The University of California’s largest union reached a tentative contract agreement with the university for its 16,000 patient care workers last night, less than a week after the union reached an agreement for a contract for its service workers.
The American Federation of State, County and Municipal Employees Local 3299 (AFSCME 3299) patient care and service workers have been without a contract for just under two years — reaching an agreement with the UC is a “testament to our members’ commitment,” AFSCME President Kathryn Lybarger said in a press release sent out by the union.
“This has been a long and hard process that required both sides to seek common ground and work in good faith,” Lybarger said. “But it has brought important issues to light about the growing problem of income inequality, the fight for what’s left of America’s middle class and how large public institutions can uplift the communities they serve.”
The UC similarly welcomed an agreement with the union. The contracts were “achieved through the hard work and good faith efforts of the AFSCME and UC negotiating teams,” UC Board of Regents Chair John A. Pérez said in a press release sent out Tuesday afternoon.
He added that the contracts “provide hardworking UC employees with the benefits and protections they deserve, and it moves UC closer to being the kind of employer we need to be.”
The terms of the contract for patient care workers include:
- A 6% across the board increase plus an experience-based increase;
- A one-time $500 payment to per diem and limited employees who worked at least 400 hours in 2019;
- Annual 3% across-the-board increases between 2021 and 2024;
- Annual 2% experience-based increases between 2020 and 2024;
- A one-time payment of $3,000 for all eligible full-time employees;
- A second one-time payment of $1,000 for all eligible full-time employees in 2021;
- A one-time payment of $1,000 for employees who have or will achieve 20 years of service for the UC while the contract is active.

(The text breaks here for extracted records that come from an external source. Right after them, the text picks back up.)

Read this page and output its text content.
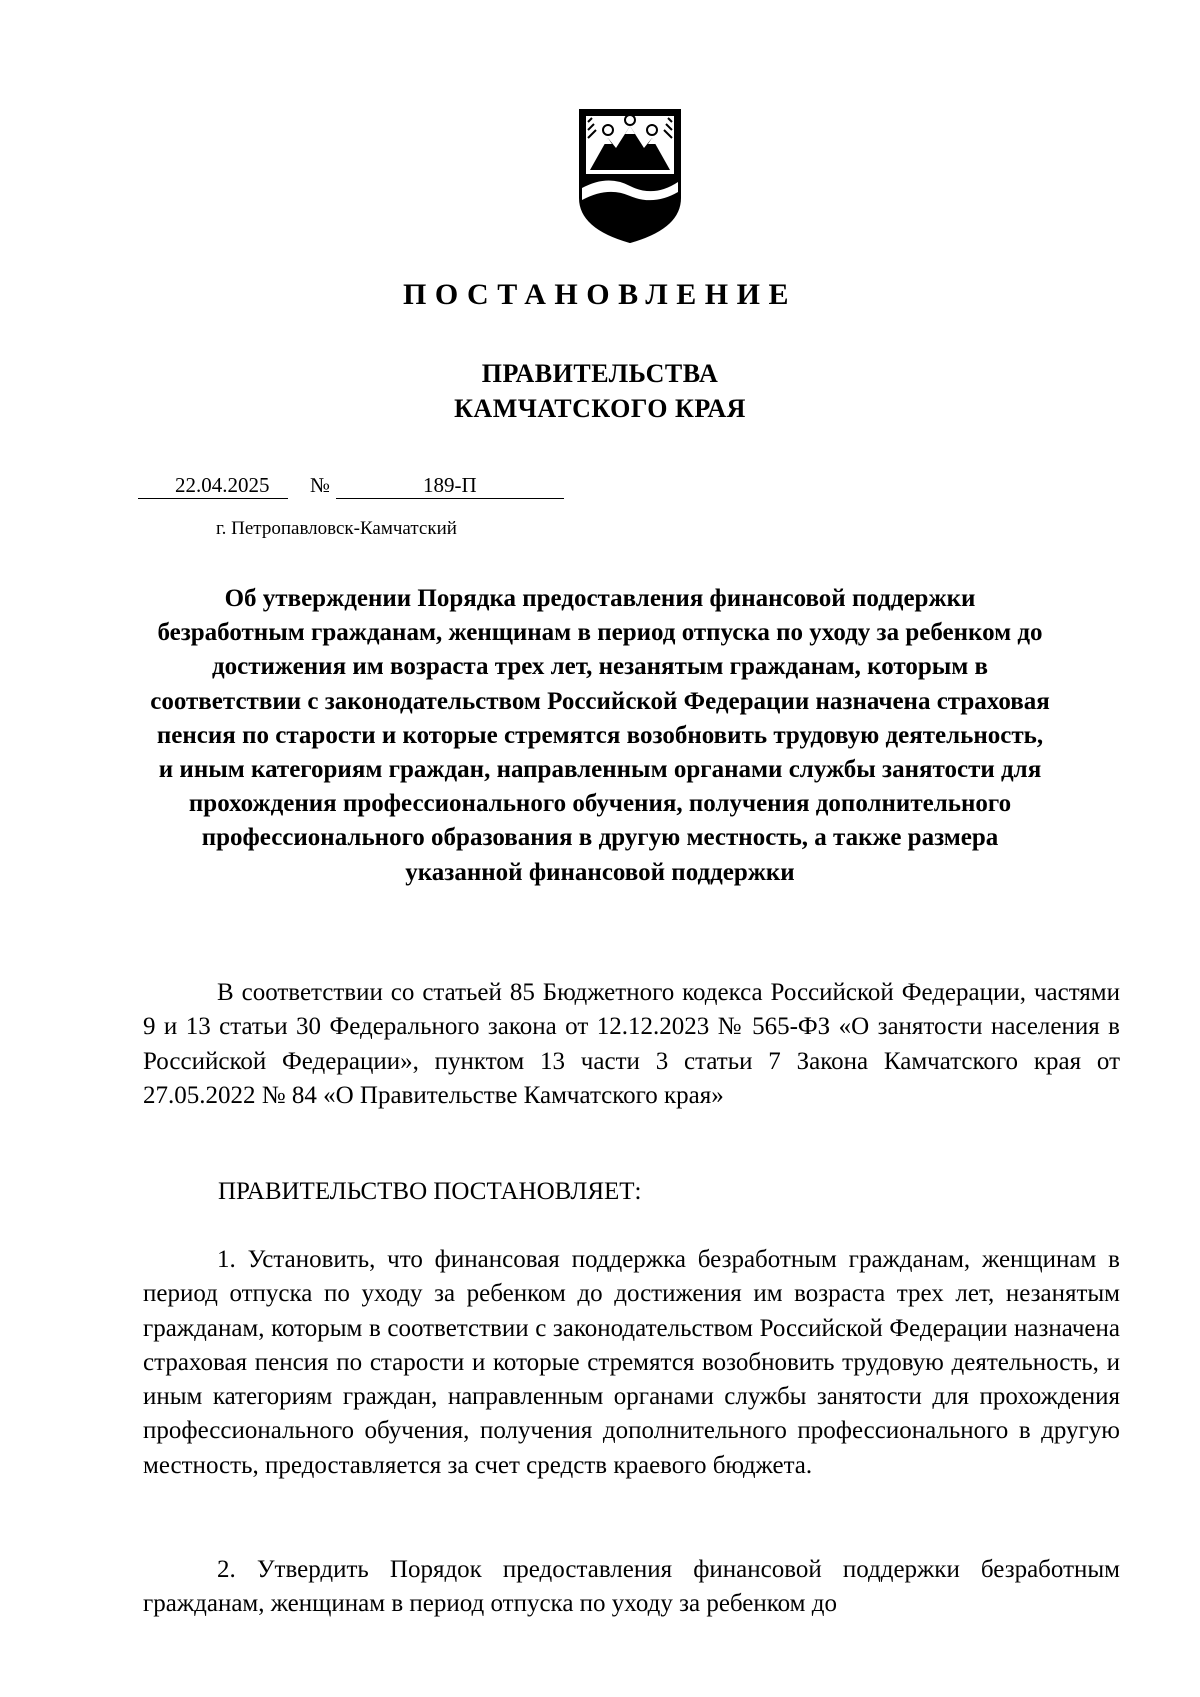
ПОСТАНОВЛЕНИЕ
ПРАВИТЕЛЬСТВА
КАМЧАТСКОГО КРАЯ
22.04.2025 №	189-П
г. Петропавловск-Камчатский

Об утверждении Порядка предоставления финансовой поддержки безработным гражданам, женщинам в период отпуска по уходу за ребенком до достижения им возраста трех лет, незанятым гражданам, которым в соответствии с законодательством Российской Федерации назначена страховая пенсия по старости и которые стремятся возобновить трудовую деятельность, и иным категориям граждан, направленным органами службы занятости для прохождения профессионального обучения, получения дополнительного профессионального образования в другую местность, а также размера указанной финансовой поддержки

В соответствии со статьей 85 Бюджетного кодекса Российской Федерации, частями 9 и 13 статьи 30 Федерального закона от 12.12.2023 № 565-ФЗ «О занятости населения в Российской Федерации», пунктом 13 части 3 статьи 7 Закона Камчатского края от 27.05.2022 № 84 «О Правительстве Камчатского края»

ПРАВИТЕЛЬСТВО ПОСТАНОВЛЯЕТ:

1. Установить, что финансовая поддержка безработным гражданам, женщинам в период отпуска по уходу за ребенком до достижения им возраста трех лет, незанятым гражданам, которым в соответствии с законодательством Российской Федерации назначена страховая пенсия по старости и которые стремятся возобновить трудовую деятельность, и иным категориям граждан, направленным органами службы занятости для прохождения профессионального обучения, получения дополнительного профессионального в другую местность, предоставляется за счет средств краевого бюджета.

2. Утвердить Порядок предоставления финансовой поддержки безработным гражданам, женщинам в период отпуска по уходу за ребенком до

The contract, along with directing that new employees receive the same pension benefits as current AFSCME-represented employees, also continues to prohibit layoffs as “a result of subcontracting decisions and creates career employment opportunities at UC by placing additional restrictions on UC’s ability to contract out service unit work.”

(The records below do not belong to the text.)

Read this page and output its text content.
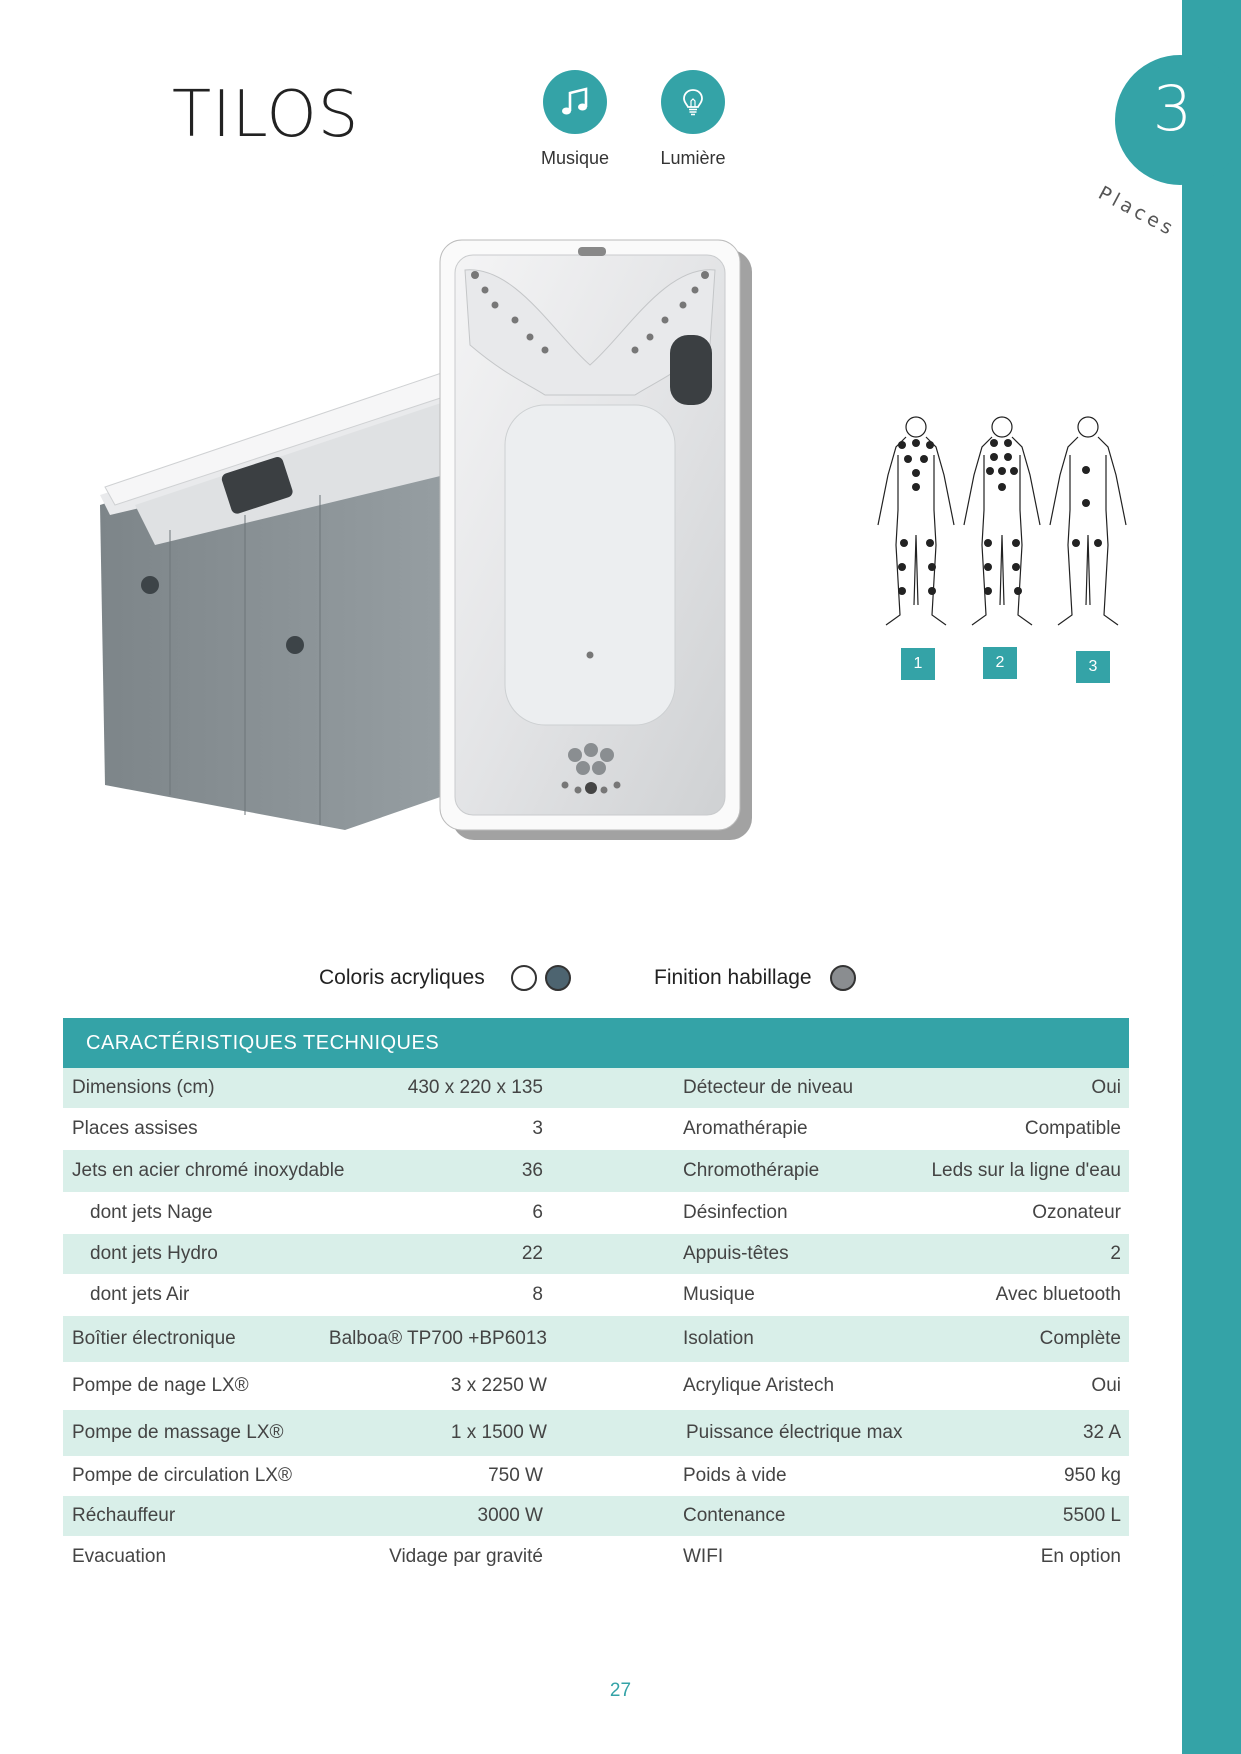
3
Places
TILOS
Musique	Lumière
1	2	3
Coloris acryliques	Finition habillage
CARACTÉRISTIQUES TECHNIQUES
Dimensions (cm)	430 x 220 x 135	Détecteur de niveau	Oui
Places assises	3	Aromathérapie	Compatible
Jets en acier chromé inoxydable	36	Chromothérapie	Leds sur la ligne d'eau
dont jets Nage	6	Désinfection	Ozonateur
dont jets Hydro	22	Appuis-têtes	2
dont jets Air	8	Musique	Avec bluetooth
Boîtier électronique	Balboa® TP700 +BP6013	Isolation	Complète
Pompe de nage LX®	3 x 2250 W	Acrylique Aristech	Oui
Pompe de massage LX®	1 x 1500 W	Puissance électrique max	32 A
Pompe de circulation LX®	750 W	Poids à vide	950 kg
Réchauffeur	3000 W	Contenance	5500 L
Evacuation	Vidage par gravité	WIFI	En option
27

The road to coming to an agreement was not smooth — AFSCME workers went on strike several times during the contract negotiations, most recently in November 2019 over alleged unfair labor practices. The union filed six complaints against the UC on Nov. 1, alleging that the university had cut costs by contracting with private companies to do work that otherwise would have been done by union workers.
AFSCME patient care members will vote on whether to approve the contract in early February 2020.